I have banged on in other Commons debates about the value of public procurement for investing in our wider UK food and farming sector. When food is sustainably sourced, there is a huge potential benefit; work from Food for Life demonstrates that every £1 spent creates £3 in social, economic and environmental value, mostly in the form of jobs in the local economy.
The third key argument for universal free school meal provision is simply that it is more efficient. We know that providing free school meals helps to end a situation where children fall through the gaps. Means-testing is always going to miss some children and families and, in England, the genuinely draconian eligibility criteria for free school meals means that one in three children living in poverty are still considered too well-off to access free school meals. That is extraordinary. Restricted eligibility, complicated registration processes and stigma also block countless families from accessing support.

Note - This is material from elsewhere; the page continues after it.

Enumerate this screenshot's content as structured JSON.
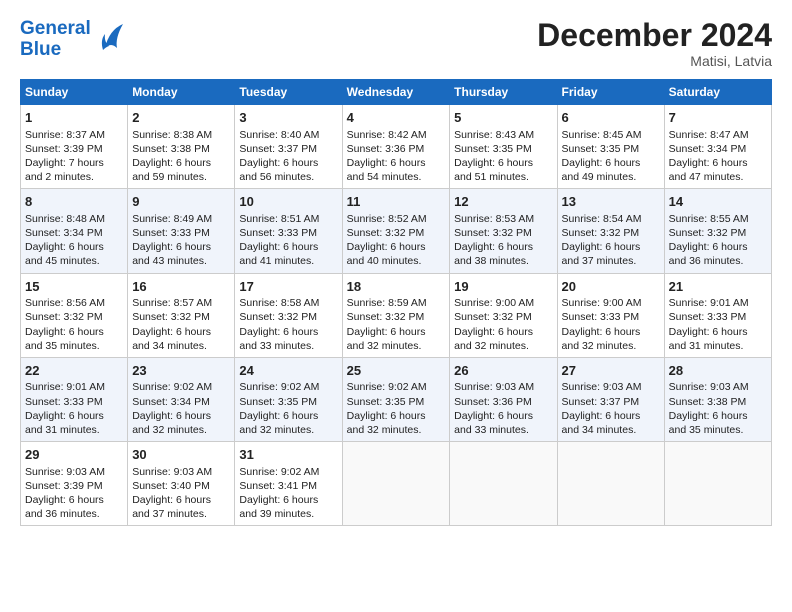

A universal provision would end this situation where far too many children fall through the gaps.
Free school meals, by the way, would also be massively more efficient in reducing administration. Schools would be able to get back administration time with all children’s meals being provided in the same way at the same time, as one mechanism, and we would get rid of problems around school lunch debts. These universal policies are also easier to defend and protect from erosion by future Governments, who might seek to freeze thresholds or restrict eligibility. In the UK, Wales and London are leading the way in the provision of free, universal, healthy meals at lunch time for every child in primary school as a means of reducing inequalities. England needs to catch up.
I sincerely hope that the Minister will consider new clause 2 ahead of Report to build on the excellent progress on breakfast clubs included in the Bill. Would it not be even more efficient and beneficial—nutritionally and economically, and for all the other reasons I have outlined—to ensure universal free school meal provision when children are already in school? It certainly would be at primary level, which is the case made by this amendment.
I and my party support a policy of extension of universal free school meals to all children, because hunger does not stop at age 11. This amendment focuses particularly on primary school-age children. We know children cannot learn effectively when they are hungry and school dinners help children to focus. They bring the community together and help children to connect with their peers and to build bright futures. Our children learn and play together—they should eat together, too.